Neruda juga menjadi tokoh sentral novel detektif karya Roberto Ampuero berjudul El caso Neruda (2008), yang terjemahan Inggrisnya terbit sebagai The Neruda Case (2012). Berlatar era 1970an yang penuh gejolak politik di Cile, novel ini adalah novel keenam Ampuero dalam serial detektif Cayetano Brulé, meski mengisahkan kasus paling pertama yang ditanganinya: Neruda menugaskan si detektif mencari dokter Kuba yang pernah ditemui penyair itu pada tahun 1940an. Untuk menggambarkan sosok Neruda, Ampuero –yang selain novelis juga menjabat duta besar Cile untuk Meksiko—menggali ingatan masa kecilnya sendiri yang pada 1960an memang tinggal bertetangga dengan Neruda. Ia ingat misalnya saat sedang berjalan-jalan di hari Minggu bersama ayahnya, mereka lihat Neruda di bangku belakang mobil yang disopiri oleh seorang perempuan, sementara di bangku depan ada seorang lelaki lain mengenakan kacamata berbingkai hitam tebal. “Jangan pernah lupakan bapak-bapak itu, nak,” pesan ayahnya. “Yang satu, suatu hari nanti akan menerima Hadiah Nobel, dan yang satunya akan menjadi Presiden Cile.” Lelaki di bangku depan itu memang adalah Salvador Allende.


Lalu ada buku anak-anak/remaja karangan penulis Hispanik AS Pam Muñoz Ryan berjudul The Dreamer (2010). Buku yang sangat imajinatif ini berkisah tentang Neruda kecil (Neftali Reyes) yang terpukau pada kata-kata dan bunyi-bunyian dari dunia sekitarnya: tetes hujan, kapak ayahnya menghantami batang pohon, sepatu botnya menginjak lumpur dll. Masih untuk buku anak-anak, Neruda juga dikenalkan sejak dini bagi para pembaca bahasa Spanyol dan Inggris lewat dua buku ini: Conoce a Pablo Neruda (2012) karya Georgina Lázaro León dengan ilustrasi Valeria Cis, dan Pablo NerudaPoet of the People (2011) karya Monica Brown dengan ilustrasi Julie Paschkis.


Apa sih sesungguhnya yang bikin Neruda sepopuler itu sebagai penyair? Di antara analisa-analisa serius tentang kualitas puisinya, novelis eksil Cile Ariel Dorfman punya jawaban paling asyik: “Satu alasan mengapa Neruda selalu populer di kalangan anak muda adalah karena ia doyan sekali seks. Di tiap generasi, para lelaki, termasuk aku, pernah mengutip Neruda buat menggaet cewek.” Ya, seperti si tukang pos di novel Skármeta, atau perhatikan bagaimana puisi “Soneta XVII” Neruda dibacakan di film Patch Adams (1998) oleh Robin Williams untuk kepentingan yang sama: merayu perempuan.

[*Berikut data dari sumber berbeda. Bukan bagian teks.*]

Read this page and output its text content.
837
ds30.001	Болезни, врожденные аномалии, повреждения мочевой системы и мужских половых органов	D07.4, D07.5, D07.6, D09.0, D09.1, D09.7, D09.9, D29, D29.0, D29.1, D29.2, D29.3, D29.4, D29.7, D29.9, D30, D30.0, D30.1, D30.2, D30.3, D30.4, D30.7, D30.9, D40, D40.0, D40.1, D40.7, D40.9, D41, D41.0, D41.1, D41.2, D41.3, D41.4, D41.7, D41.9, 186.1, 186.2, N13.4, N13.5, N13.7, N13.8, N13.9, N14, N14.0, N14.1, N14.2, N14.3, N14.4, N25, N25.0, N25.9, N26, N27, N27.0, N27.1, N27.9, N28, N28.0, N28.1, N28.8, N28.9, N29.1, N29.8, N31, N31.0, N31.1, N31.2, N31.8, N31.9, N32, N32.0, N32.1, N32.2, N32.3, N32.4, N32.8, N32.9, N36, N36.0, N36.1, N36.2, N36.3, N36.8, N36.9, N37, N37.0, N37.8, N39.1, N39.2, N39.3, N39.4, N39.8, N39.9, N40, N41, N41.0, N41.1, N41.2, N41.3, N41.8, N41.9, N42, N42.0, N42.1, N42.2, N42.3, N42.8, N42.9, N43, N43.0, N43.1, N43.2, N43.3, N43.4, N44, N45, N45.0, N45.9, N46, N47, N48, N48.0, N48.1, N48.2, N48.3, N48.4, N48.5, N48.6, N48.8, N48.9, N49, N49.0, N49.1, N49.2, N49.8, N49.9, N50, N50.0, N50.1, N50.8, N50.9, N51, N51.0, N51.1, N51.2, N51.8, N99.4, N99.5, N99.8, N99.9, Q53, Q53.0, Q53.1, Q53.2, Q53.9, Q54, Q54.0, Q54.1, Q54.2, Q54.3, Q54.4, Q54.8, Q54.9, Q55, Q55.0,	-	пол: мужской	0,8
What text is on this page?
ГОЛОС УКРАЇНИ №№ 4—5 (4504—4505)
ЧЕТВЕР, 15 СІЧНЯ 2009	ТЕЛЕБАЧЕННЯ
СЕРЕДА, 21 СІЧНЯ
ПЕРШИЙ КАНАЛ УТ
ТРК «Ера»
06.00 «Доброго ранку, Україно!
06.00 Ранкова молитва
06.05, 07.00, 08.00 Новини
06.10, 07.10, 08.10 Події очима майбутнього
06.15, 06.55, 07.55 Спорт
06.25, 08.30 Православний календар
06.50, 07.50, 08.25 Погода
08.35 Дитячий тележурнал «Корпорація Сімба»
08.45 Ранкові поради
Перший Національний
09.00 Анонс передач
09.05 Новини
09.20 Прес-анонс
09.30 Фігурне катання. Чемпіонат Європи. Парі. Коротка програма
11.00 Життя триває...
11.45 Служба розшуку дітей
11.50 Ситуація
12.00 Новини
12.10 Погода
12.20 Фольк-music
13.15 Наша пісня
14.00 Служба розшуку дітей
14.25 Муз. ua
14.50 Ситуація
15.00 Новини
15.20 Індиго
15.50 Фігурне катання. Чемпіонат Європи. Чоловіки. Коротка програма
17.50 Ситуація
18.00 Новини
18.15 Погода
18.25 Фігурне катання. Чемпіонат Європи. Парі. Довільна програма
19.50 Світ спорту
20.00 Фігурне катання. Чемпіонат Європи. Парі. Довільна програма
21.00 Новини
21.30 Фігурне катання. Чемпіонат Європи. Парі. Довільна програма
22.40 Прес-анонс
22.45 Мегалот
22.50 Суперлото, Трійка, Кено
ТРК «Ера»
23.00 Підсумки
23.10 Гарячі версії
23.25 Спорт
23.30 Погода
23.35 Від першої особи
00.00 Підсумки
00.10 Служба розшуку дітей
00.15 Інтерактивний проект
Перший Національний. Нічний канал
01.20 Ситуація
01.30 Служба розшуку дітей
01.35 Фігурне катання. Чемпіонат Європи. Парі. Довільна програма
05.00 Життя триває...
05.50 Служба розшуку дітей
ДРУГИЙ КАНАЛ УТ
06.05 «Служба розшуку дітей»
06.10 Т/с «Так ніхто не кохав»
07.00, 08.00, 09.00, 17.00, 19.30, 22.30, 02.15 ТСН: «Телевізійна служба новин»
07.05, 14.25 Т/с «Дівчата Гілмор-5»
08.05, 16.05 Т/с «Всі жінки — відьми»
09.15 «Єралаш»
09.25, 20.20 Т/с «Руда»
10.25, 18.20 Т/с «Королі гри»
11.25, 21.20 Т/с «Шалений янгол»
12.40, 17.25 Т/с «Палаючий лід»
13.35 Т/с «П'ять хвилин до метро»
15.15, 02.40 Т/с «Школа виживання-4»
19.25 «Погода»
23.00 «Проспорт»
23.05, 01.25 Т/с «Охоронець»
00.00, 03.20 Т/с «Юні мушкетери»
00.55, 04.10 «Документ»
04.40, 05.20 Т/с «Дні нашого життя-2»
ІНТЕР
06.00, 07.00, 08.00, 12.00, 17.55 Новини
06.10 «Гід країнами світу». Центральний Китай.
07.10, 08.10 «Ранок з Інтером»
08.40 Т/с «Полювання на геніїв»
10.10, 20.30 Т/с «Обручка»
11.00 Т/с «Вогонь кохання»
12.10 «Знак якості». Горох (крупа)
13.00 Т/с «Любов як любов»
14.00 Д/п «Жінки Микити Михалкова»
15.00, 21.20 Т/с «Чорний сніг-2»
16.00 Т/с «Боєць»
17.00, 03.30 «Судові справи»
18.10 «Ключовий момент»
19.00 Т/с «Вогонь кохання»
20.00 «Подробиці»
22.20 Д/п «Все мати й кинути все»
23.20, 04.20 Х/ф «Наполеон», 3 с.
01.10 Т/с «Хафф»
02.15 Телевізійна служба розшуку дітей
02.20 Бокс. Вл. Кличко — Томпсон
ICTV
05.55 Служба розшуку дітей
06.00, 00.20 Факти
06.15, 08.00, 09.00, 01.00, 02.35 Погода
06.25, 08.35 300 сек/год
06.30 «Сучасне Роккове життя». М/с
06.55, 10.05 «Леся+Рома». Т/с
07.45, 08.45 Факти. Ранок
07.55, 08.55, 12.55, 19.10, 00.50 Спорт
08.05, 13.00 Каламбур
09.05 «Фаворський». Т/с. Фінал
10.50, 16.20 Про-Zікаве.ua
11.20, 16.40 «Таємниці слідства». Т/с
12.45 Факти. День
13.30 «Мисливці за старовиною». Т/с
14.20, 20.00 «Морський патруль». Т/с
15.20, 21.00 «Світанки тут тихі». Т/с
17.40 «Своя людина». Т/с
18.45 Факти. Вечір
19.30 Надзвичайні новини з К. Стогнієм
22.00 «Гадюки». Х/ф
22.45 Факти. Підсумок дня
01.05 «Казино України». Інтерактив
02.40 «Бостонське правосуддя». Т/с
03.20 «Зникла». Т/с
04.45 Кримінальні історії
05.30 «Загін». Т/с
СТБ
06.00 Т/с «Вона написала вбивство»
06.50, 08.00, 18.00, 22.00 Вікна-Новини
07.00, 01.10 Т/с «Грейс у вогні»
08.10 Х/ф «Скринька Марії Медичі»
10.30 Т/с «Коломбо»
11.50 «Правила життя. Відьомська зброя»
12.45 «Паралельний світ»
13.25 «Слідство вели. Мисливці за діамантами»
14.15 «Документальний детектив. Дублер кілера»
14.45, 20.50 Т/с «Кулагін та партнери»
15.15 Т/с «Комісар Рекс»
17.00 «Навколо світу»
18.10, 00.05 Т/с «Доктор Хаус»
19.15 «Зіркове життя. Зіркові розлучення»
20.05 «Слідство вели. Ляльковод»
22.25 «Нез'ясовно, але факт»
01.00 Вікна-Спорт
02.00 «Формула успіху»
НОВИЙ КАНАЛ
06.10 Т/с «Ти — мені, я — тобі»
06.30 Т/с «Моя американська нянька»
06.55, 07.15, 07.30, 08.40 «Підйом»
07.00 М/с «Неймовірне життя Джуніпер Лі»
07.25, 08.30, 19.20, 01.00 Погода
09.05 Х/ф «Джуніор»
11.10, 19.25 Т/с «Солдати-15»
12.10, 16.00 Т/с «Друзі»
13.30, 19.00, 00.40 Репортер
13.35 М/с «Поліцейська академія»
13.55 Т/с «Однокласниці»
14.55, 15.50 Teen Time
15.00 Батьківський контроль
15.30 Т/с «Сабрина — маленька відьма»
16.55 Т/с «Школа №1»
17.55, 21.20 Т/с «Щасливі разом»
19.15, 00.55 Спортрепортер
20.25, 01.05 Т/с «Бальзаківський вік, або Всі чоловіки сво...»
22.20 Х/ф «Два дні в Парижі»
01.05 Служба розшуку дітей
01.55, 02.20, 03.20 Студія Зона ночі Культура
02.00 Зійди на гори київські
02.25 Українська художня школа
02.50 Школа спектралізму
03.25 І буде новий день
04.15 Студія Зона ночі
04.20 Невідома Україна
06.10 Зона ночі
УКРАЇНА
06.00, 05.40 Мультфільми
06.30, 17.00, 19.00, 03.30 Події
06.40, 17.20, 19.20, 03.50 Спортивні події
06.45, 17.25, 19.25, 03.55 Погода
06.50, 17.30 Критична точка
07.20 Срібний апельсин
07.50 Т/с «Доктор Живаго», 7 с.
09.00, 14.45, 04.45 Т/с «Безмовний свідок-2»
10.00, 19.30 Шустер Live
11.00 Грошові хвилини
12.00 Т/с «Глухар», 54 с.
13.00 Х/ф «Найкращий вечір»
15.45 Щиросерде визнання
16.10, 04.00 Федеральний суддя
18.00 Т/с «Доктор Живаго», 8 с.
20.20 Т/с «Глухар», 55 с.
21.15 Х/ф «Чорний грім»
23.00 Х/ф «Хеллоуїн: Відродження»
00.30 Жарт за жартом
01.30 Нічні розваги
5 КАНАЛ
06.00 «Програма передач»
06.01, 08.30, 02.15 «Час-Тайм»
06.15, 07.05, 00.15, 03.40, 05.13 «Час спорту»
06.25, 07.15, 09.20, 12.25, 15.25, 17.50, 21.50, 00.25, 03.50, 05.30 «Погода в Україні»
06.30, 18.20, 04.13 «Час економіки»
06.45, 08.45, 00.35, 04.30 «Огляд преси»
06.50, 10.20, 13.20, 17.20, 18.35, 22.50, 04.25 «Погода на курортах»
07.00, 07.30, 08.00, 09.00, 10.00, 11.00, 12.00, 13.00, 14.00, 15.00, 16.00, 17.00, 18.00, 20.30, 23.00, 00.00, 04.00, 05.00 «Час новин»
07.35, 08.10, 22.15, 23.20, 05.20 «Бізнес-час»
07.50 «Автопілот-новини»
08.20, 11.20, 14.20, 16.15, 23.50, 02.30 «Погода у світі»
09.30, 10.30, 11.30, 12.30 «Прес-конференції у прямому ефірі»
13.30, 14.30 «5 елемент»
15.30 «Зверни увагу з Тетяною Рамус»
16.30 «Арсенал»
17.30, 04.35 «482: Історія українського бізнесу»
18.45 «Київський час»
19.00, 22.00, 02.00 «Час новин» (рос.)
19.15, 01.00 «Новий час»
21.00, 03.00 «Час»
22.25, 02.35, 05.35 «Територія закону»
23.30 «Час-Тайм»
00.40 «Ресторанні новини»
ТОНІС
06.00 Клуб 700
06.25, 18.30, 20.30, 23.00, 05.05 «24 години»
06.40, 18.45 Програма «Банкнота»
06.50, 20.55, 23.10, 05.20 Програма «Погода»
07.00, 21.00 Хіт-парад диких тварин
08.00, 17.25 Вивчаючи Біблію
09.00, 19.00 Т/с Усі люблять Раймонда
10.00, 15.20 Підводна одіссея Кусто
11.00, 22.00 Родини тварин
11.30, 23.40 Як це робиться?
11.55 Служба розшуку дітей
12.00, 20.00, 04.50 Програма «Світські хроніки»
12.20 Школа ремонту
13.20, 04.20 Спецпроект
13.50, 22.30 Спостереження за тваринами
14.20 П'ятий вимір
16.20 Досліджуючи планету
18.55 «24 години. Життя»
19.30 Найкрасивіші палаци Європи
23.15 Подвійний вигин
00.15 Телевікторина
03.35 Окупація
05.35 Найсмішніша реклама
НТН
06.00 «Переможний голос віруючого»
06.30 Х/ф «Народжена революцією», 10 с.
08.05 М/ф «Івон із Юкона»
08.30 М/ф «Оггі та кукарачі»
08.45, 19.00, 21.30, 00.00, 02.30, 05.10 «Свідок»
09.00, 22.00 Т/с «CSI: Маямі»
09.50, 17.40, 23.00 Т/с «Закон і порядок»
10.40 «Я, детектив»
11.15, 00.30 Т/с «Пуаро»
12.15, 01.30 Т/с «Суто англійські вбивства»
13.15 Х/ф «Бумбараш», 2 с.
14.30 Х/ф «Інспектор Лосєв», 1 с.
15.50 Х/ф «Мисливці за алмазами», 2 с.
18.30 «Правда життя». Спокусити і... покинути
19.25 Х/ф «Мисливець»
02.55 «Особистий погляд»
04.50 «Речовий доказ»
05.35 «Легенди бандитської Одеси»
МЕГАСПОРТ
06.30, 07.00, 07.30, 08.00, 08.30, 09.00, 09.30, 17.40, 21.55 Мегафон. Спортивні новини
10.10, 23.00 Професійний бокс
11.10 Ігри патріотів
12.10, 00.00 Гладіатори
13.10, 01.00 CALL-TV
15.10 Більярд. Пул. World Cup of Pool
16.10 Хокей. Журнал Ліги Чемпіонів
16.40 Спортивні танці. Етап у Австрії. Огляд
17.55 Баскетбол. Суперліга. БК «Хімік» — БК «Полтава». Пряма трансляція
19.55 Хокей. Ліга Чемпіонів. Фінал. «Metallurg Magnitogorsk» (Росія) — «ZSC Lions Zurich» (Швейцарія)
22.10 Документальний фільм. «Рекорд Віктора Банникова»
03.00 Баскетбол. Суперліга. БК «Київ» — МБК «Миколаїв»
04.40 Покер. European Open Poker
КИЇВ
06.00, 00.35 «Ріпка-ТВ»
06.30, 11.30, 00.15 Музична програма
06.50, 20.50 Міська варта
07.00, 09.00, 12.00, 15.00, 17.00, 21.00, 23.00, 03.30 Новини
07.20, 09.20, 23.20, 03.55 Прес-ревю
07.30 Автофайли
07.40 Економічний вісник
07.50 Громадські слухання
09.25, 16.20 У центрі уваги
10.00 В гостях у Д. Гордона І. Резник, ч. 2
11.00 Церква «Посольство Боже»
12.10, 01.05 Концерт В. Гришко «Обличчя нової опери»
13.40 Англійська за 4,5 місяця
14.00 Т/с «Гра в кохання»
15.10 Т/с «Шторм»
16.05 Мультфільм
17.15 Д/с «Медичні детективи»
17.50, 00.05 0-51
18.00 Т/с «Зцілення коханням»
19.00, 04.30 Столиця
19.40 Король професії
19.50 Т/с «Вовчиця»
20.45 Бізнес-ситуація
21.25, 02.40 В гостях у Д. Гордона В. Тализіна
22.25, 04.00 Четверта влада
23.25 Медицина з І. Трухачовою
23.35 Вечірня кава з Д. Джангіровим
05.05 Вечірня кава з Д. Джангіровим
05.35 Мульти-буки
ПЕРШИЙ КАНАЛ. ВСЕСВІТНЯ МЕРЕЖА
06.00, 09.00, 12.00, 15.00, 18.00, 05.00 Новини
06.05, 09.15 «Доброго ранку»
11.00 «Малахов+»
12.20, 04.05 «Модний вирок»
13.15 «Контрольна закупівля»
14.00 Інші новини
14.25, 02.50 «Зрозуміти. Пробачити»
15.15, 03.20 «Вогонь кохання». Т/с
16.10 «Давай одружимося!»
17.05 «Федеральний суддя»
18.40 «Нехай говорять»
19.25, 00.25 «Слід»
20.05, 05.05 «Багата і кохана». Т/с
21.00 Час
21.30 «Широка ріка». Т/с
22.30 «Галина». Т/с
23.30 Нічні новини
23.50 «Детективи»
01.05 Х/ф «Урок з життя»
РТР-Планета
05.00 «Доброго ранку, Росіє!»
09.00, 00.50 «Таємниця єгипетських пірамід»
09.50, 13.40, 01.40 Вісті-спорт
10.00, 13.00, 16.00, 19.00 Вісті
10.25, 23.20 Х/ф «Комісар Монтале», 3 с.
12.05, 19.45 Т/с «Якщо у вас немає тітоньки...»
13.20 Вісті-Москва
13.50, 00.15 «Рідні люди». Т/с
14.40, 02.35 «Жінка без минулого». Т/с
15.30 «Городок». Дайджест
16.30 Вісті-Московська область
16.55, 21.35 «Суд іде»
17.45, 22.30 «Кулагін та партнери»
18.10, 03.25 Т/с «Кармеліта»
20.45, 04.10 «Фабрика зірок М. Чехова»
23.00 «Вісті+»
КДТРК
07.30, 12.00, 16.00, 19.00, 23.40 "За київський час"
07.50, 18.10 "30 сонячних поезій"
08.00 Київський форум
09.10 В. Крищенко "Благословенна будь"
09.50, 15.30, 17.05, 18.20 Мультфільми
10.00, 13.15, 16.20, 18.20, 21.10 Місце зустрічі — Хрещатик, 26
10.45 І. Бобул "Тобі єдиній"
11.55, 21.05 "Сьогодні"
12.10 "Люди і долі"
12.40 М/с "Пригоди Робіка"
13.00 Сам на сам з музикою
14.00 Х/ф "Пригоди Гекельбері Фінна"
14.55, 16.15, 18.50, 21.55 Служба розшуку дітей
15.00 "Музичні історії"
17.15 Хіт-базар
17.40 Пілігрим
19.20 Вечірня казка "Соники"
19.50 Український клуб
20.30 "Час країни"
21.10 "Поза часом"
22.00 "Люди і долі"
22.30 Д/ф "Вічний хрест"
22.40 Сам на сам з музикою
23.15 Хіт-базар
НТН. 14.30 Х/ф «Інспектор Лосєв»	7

Nah untuk soal satu ini, ada sisi gelap kehidupan Neruda yang mungkin jarang diketahui orang. Ketika ditugaskan sebagai diplomat di Batavia, Neruda menikahi seorang perempuan Belanda kelahiran Jawa, María Antonieta Hagenaar, dan punya seorang putri bernama Malva Marina. Malva menderita hidrosefalus (pembesaran kepala), dan Neruda menelantarkan anak dan istrinya begitu saja, sampai Malva meninggal di Belanda pada usia 9 tahun. Neruda tak pernah menyebut-nyebut sama sekali anak istrinya ini dalam semua karyanya termasuk memoarnya.

Dua penulis Belanda telah mengarang novel tentang kasus ini. Pauline Slot menulis En het vergeten zo lang / Dan Lupa Itu Lama (2010), yang pernah diterjemahkan sedikit oleh Joss Wibisono di tautan ini, sementara Hagar Peeters menulis novel Malva (2015) yang banyak dipuji kritikus sebagai karya yang cemerlang. Secara khusus, sutradara teater perempuan Cile Flavia Radrigán juga pernah mementaskan karyanya yang mengecam keras kelakuan Neruda ini berjudul Un ser perfectamente ridículo / Seseorang yang Sempurna Konyolnya (2004). Bila ingin mengetahui lebih lanjut tentang anak Neruda yang tak diakuinya ini, ada satu buku non-fiksi yang bisa dibaca berjudul El enigma de Malva Marina: la hija de Pablo Neruda (2013) karya Bernardo Reyes, keponakan Neruda sendiri.